Neben einem automatisierten Scan überprüfen spezialisierte Dienstleister die komplette Web-Applikation manuell. Notwendig ist diese aufwändige Inspektion, weil es Schwachstellen gibt, die von einem Scanner nicht gefunden oder auch nicht korrekt interpretiert werden. In der Regel werden sämtliche Parameter auf jeder Seite einzeln betrachtet und, ähnlich wie beim Scanner, verschiedene Angriffsmuster ausprobiert. Dieser Schritt erfordert das größte Know-how im gesamten Web-Audit.
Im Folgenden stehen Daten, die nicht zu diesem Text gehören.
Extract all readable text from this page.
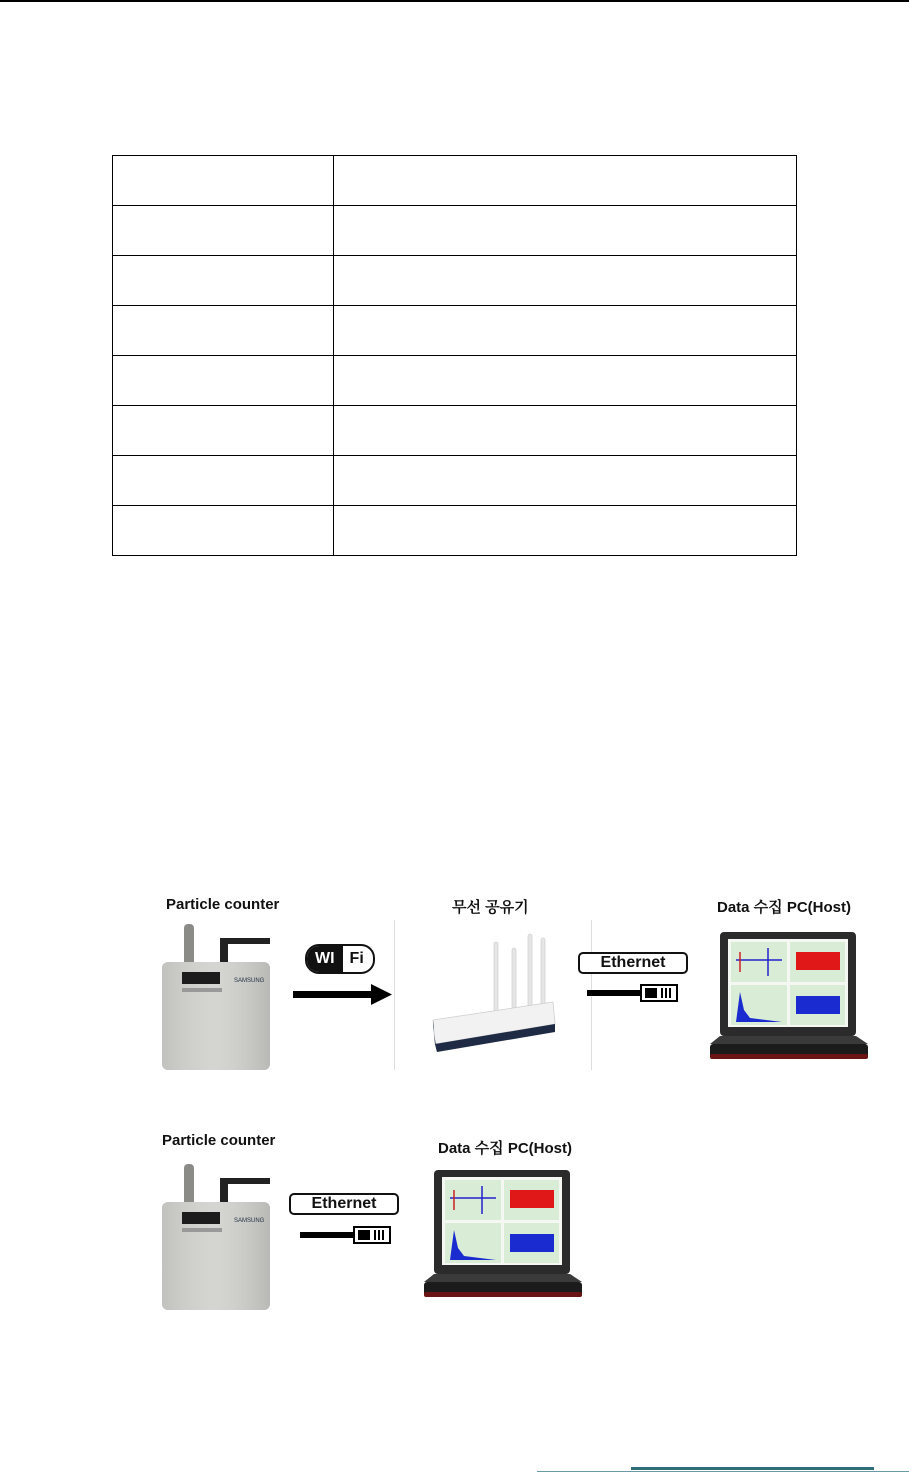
Particle counter	무선 공유기	Data 수집 PC(Host)
SAMSUNG
WI Fi	Ethernet
Particle counter	Data 수집 PC(Host)
SAMSUNG
Ethernet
Grundsätzlich braucht es Erfahrung und Hintergrundwissen, um ein Audit sinnvoll und mit bestmöglichem Ergebnis betreiben zu können. Hilfe versprechen hierzulande viele Firmen, die eine Prüfung von Web-Applikationen anbieten. Methoden, Werkzeuge und Erfahrung sollten im Einzelfall jedoch hinterfragt werden, denn nur wenige Sicherheitsunternehmen sind tatsächlich darauf spezialisiert und bringen das erforderliche Know-how mit.

Doch auch ohne tief greifende Kenntnisse und in Eigenregie können Unternehmen mit einem Web-Applikations-Scanner mitunter gute Ergebnisse erzielen. Einige Produkte wie etwa der "Acunetix Web Vulnerability Scanner" lassen sich einfach bedienen und liefern für kleines Geld bessere Resultate als ein falsches Gefühl von Sicherheit beim billigsten externen Anbieter.